Digital to Analog Converter Circuit
A Digital-to-Analog Converter based on Resistive Interpolation Load
Prof. Sameer Sonkusale at the Electrical and Computer Engineering Department at Tufts has developed a single chip integrated DAC using resistive interpolation (RIDAC) at the output branch of a multi-input operational amplifier. Digital-to-analog conversion is a key element in driving LCD displays, sensors and actuators and traditionally resistor string DAC (RDAC) architectures have offered excellent linearity in the response given the low operation speed of these applications.
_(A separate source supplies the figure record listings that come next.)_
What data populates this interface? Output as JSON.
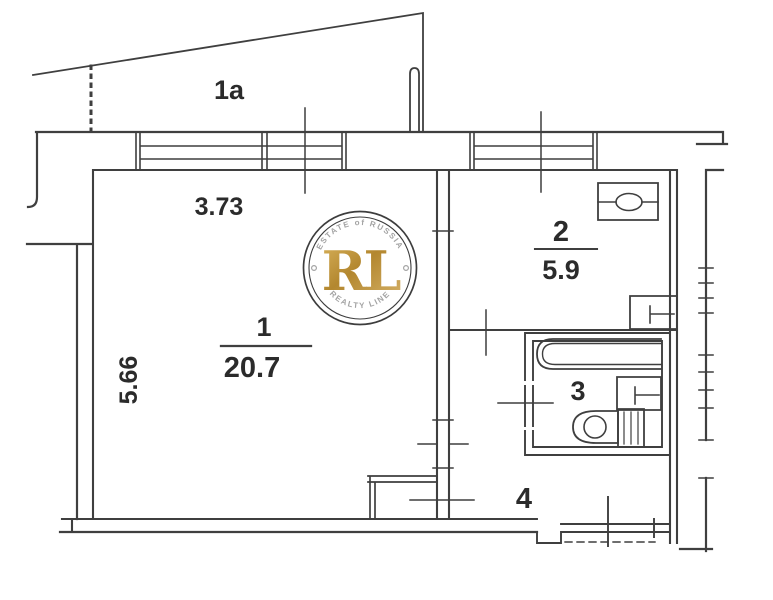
{
  "diagram": {
    "type": "apartment floor plan",
    "colors": {
      "line": "#3f3f3f",
      "text": "#2b2b2b",
      "background": "#ffffff",
      "watermark_gold": "#c09a3e",
      "watermark_ring": "#3d3d3d",
      "watermark_arc_text": "#a3a3a3"
    },
    "rooms": [
      {
        "label": "1a"
      },
      {
        "label": "1",
        "area": "20.7",
        "width_dim": "3.73",
        "height_dim": "5.66"
      },
      {
        "label": "2",
        "area": "5.9"
      },
      {
        "label": "3"
      },
      {
        "label": "4"
      }
    ],
    "fixtures": [
      "bathtub",
      "toilet",
      "sink",
      "stove",
      "kitchen-unit",
      "radiator-ticks"
    ],
    "watermark": {
      "top_text": "ESTATE of RUSSIA",
      "monogram": "RL",
      "bottom_text": "REALTY LINE"
    }
  }
}
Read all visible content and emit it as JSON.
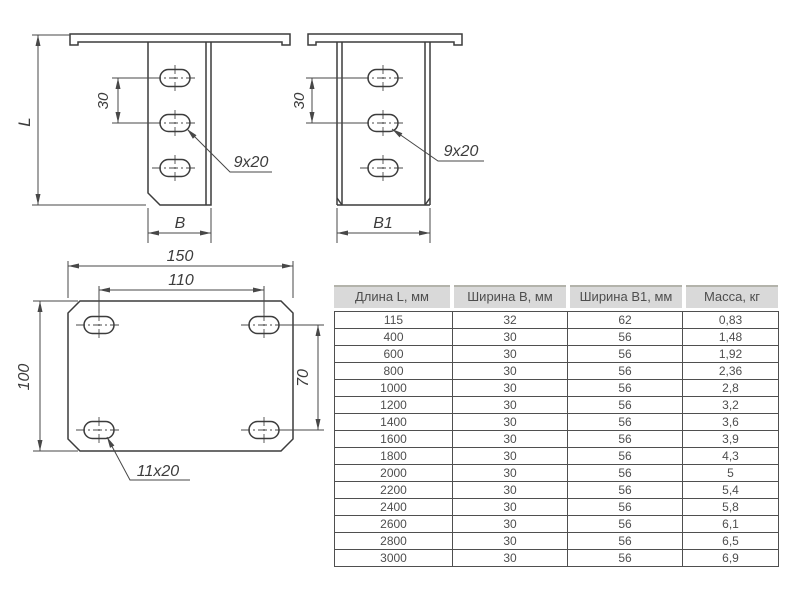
{
  "drawings": {
    "side_view": {
      "dim_length": "L",
      "dim_hole_pitch": "30",
      "dim_width": "B",
      "hole_label": "9x20"
    },
    "front_view": {
      "dim_hole_pitch": "30",
      "dim_width": "B1",
      "hole_label": "9x20"
    },
    "plan_view": {
      "dim_overall_width": "150",
      "dim_hole_span": "110",
      "dim_overall_height": "100",
      "dim_hole_span_v": "70",
      "hole_label": "11x20"
    }
  },
  "table": {
    "headers": [
      "Длина L, мм",
      "Ширина B, мм",
      "Ширина B1, мм",
      "Масса, кг"
    ],
    "rows": [
      [
        "115",
        "32",
        "62",
        "0,83"
      ],
      [
        "400",
        "30",
        "56",
        "1,48"
      ],
      [
        "600",
        "30",
        "56",
        "1,92"
      ],
      [
        "800",
        "30",
        "56",
        "2,36"
      ],
      [
        "1000",
        "30",
        "56",
        "2,8"
      ],
      [
        "1200",
        "30",
        "56",
        "3,2"
      ],
      [
        "1400",
        "30",
        "56",
        "3,6"
      ],
      [
        "1600",
        "30",
        "56",
        "3,9"
      ],
      [
        "1800",
        "30",
        "56",
        "4,3"
      ],
      [
        "2000",
        "30",
        "56",
        "5"
      ],
      [
        "2200",
        "30",
        "56",
        "5,4"
      ],
      [
        "2400",
        "30",
        "56",
        "5,8"
      ],
      [
        "2600",
        "30",
        "56",
        "6,1"
      ],
      [
        "2800",
        "30",
        "56",
        "6,5"
      ],
      [
        "3000",
        "30",
        "56",
        "6,9"
      ]
    ]
  },
  "colors": {
    "line": "#3c3c3c",
    "table_border": "#4f4f4f",
    "header_bg": "#d9d9d9",
    "header_top_border": "#b3b3ab",
    "text": "#4e4e4e"
  }
}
However, conventional RDAC is unsuitable for high-resolution applications since the number of the resistors and switches increases exponentially resulting in large area footprint and slower speed. In addition, a large number of unit resistors compromises response linearity as well.
To address these issues, Prof. Sonkusale created a resistive load interpolation approach for high-resolution resistor string DAC using a multi-input operational amplifier serving as a buffer. To avoid the loading effect on the coarse resistor string, the interpolation amplifier converts the coarse voltage from the coarse resistor string to current for interpolation. Therefore, there are no additional buffers needed between the coarse and fine resistor strings. The significance of this resistive load interpolation approach is that it utilizes the built-in linear relationship between the voltage and the current of resistors to achieve the precise attenuation, direct voltage summing, and thus it offers an accurate and wide range interpolation than other interpolation techniques. The DAC employs only one amplifier to achieve the accurate voltage output with a wide output voltage swing with buffered output. Last, this architecture can be easily scaled for higher resolution (10-bit +) due to its linear and accurate interpolation with a monotonic response.
For additional technical information please check Prof. Sameer’s manuscript: “A 10-Bit Current Output DAC with Active Resistive Load Interpolation” Wang W. and Sonkusale S., IEEE Journal of Solid State Circuits, Vol. 68, No. 6, 2020
T002420 “D/A Converter with Resistive Interpolation”
- US Provisional Patent Application 63/069,809 filed 08/25/2020 (converted)
- PCT Patent Application PCT/US2021/07440 filed 08/25/2021